同セミナーにはIC設計企業4社が登壇し、専門性や成功事例、技術開発の状況を紹介した。

  • オップスター(OPPSTAR)外部サイトへ、新しいウィンドウで開きます:アナログIC、ミックスド・シグナルICおよびデジタルIP/特定用途向け集積回路(ASIC)/システムオンチップ(SoC)を開発。ICの開発・設計だけでなくASIC/SoCのフルターンキーサービス(注)を提供。
  • シリコン・エックス(Silicon X)外部サイトへ、新しいウィンドウで開きます:自動車、人工知能(AI)、データセンター、ヘルスケア、産業オートメーションなど向けに、国産FPGA(製造後に設計情報が自由に書き換えられる)チップを開発中。
  • スカイチップ(SkyeChip)外部サイトへ、新しいウィンドウで開きます:ディープラーニングなどAIおよび高性能コンピューティング向けのシリコンIPおよびカスタムASIC/SoCソリューションを提供。
  • テナシック・テクノロジー(Tenasic Technology)外部サイトへ、新しいウィンドウで開きます:情報通信(IoT)、エッジコンピューティング、クライアントデバイス、データセンター向けにカスタムASICやSoC、IP、ソフトウエアを開発。
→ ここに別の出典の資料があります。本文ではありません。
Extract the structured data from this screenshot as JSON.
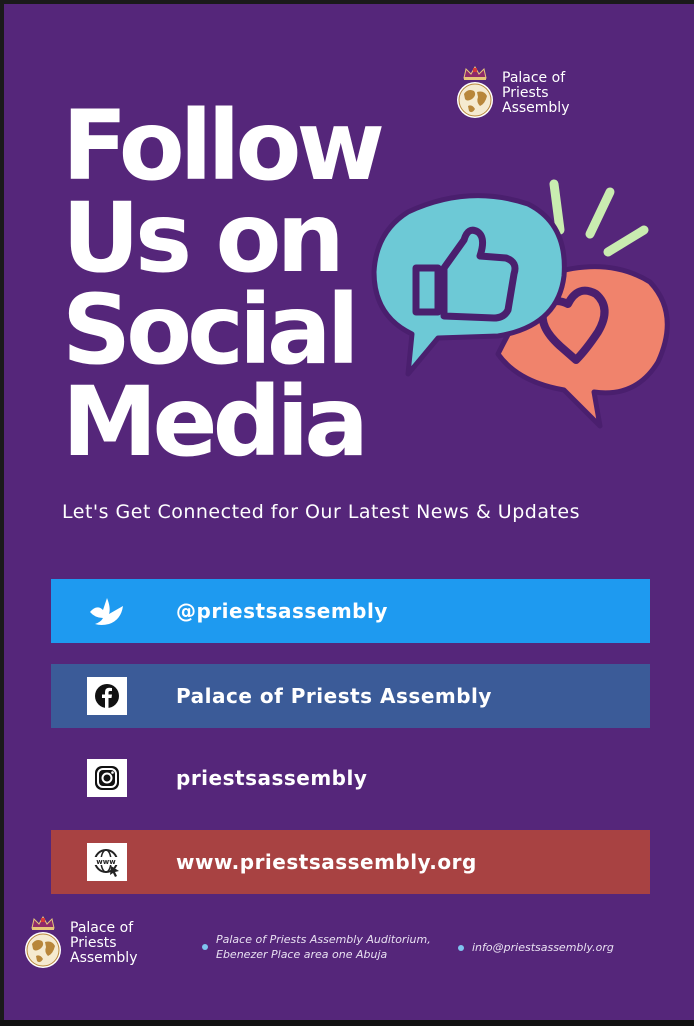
{
  "brand": {
    "line1": "Palace of",
    "line2": "Priests",
    "line3": "Assembly"
  },
  "headline": {
    "line1": "Follow",
    "line2": "Us on",
    "line3": "Social",
    "line4": "Media"
  },
  "tagline": "Let's Get Connected for Our Latest News & Updates",
  "social": [
    {
      "network": "twitter",
      "icon": "bird-icon",
      "label": "@priestsassembly",
      "color": "#1e9af0"
    },
    {
      "network": "facebook",
      "icon": "facebook-icon",
      "label": "Palace of Priests Assembly",
      "color": "#3b5b98"
    },
    {
      "network": "instagram",
      "icon": "instagram-icon",
      "label": "priestsassembly",
      "color": "#55267a"
    },
    {
      "network": "website",
      "icon": "www-globe-icon",
      "label": "www.priestsassembly.org",
      "color": "#a84242"
    }
  ],
  "contact": {
    "address_line1": "Palace of Priests Assembly Auditorium,",
    "address_line2": "Ebenezer Place area one Abuja",
    "email": "info@priestsassembly.org"
  },
  "colors": {
    "background": "#55267a",
    "bubble_like": "#6dc9d6",
    "bubble_heart": "#f0836c",
    "accent_lines": "#c9ecb0"
  }
}
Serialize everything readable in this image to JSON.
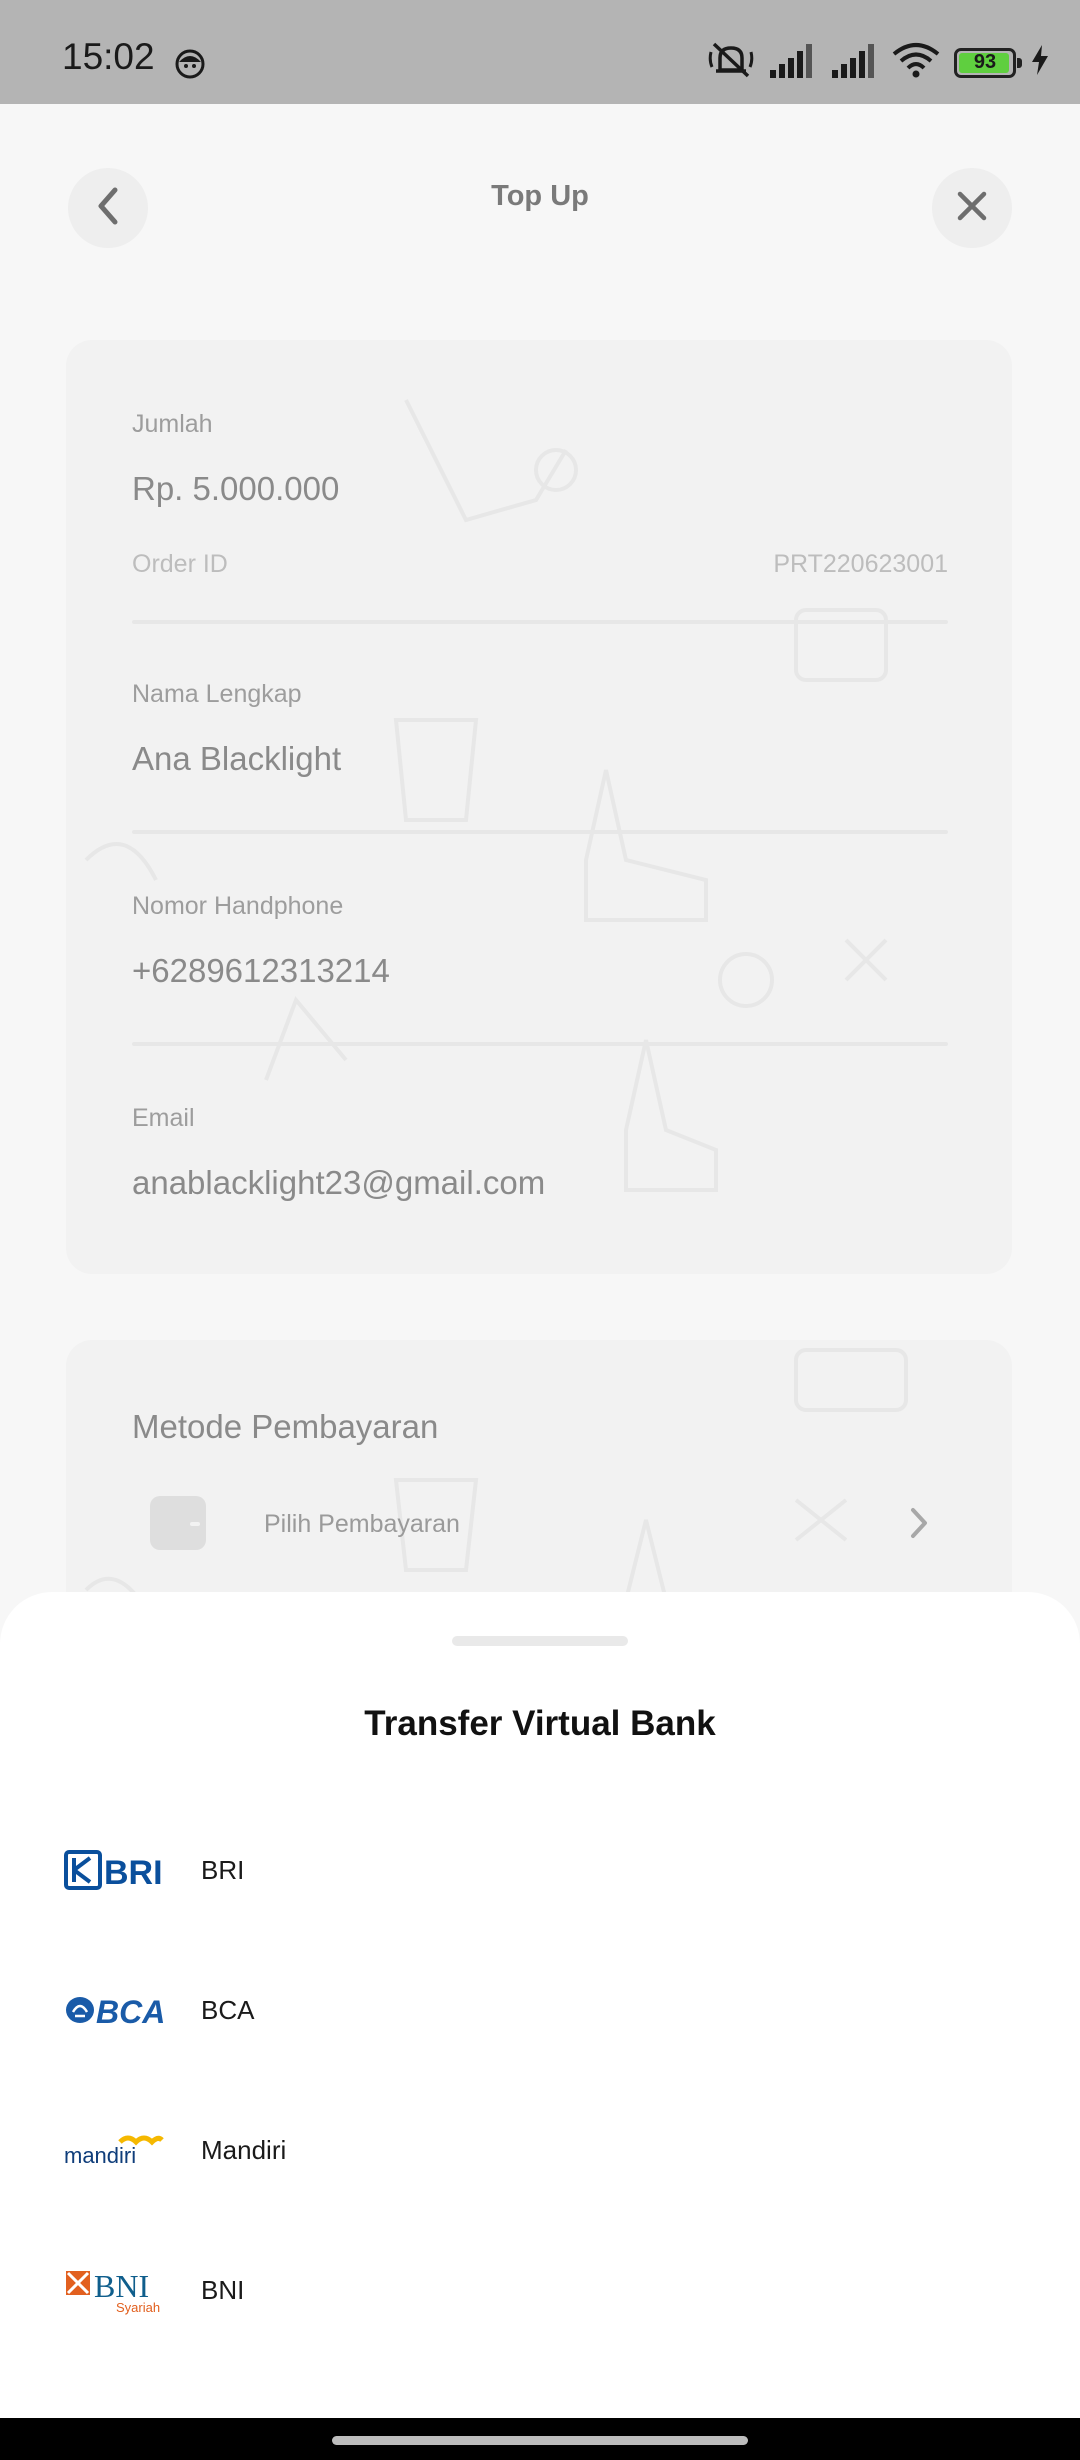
{
  "status_bar": {
    "time": "15:02",
    "battery": "93"
  },
  "header": {
    "title": "Top Up"
  },
  "form": {
    "amount_label": "Jumlah",
    "amount_value": "Rp. 5.000.000",
    "order_label": "Order ID",
    "order_value": "PRT220623001",
    "name_label": "Nama Lengkap",
    "name_value": "Ana Blacklight",
    "phone_label": "Nomor Handphone",
    "phone_value": "+6289612313214",
    "email_label": "Email",
    "email_value": "anablacklight23@gmail.com"
  },
  "payment": {
    "title": "Metode Pembayaran",
    "choose_label": "Pilih Pembayaran"
  },
  "sheet": {
    "title": "Transfer Virtual Bank",
    "banks": [
      {
        "name": "BRI",
        "logo_text": "BRI",
        "color": "#0a4f9c"
      },
      {
        "name": "BCA",
        "logo_text": "BCA",
        "color": "#1a5ba8"
      },
      {
        "name": "Mandiri",
        "logo_text": "mandiri",
        "color": "#0f3d7a",
        "accent": "#f5b800"
      },
      {
        "name": "BNI",
        "logo_text": "BNI",
        "logo_sub": "Syariah",
        "color": "#0f5e8c",
        "accent": "#e2601f"
      }
    ]
  }
}
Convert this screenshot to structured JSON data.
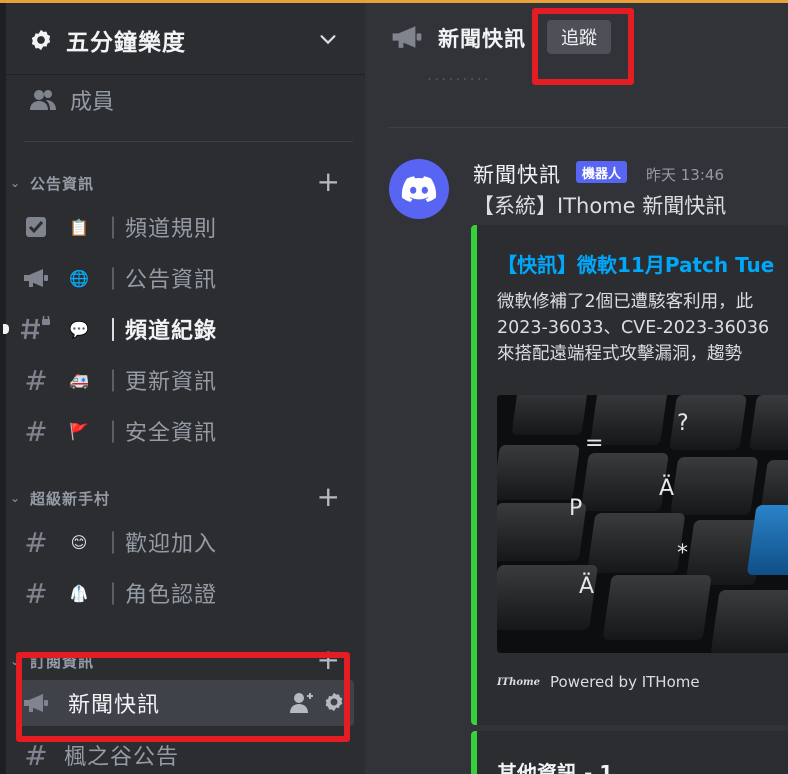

これらのIC設計企業では、AI需要の拡大を見据えたチップ開発の動きも見られる。スカイチップは8月25日、マレーシアで初めての国産AIチップ「MARS1000」を開発・設計したと発表した。7ナノメートルプロセスで製造した初のスマートIoTチップとなる。また、オップスターも9月2日、台湾のEMS大手の英業達(インベンテック)と、次世代のAI処理チップを共同開発することを発表している(ザ・エッジ9月2日)。

(注)ICの設計から試作、評価・解析、量産までの全工程に対応するサービスを指す。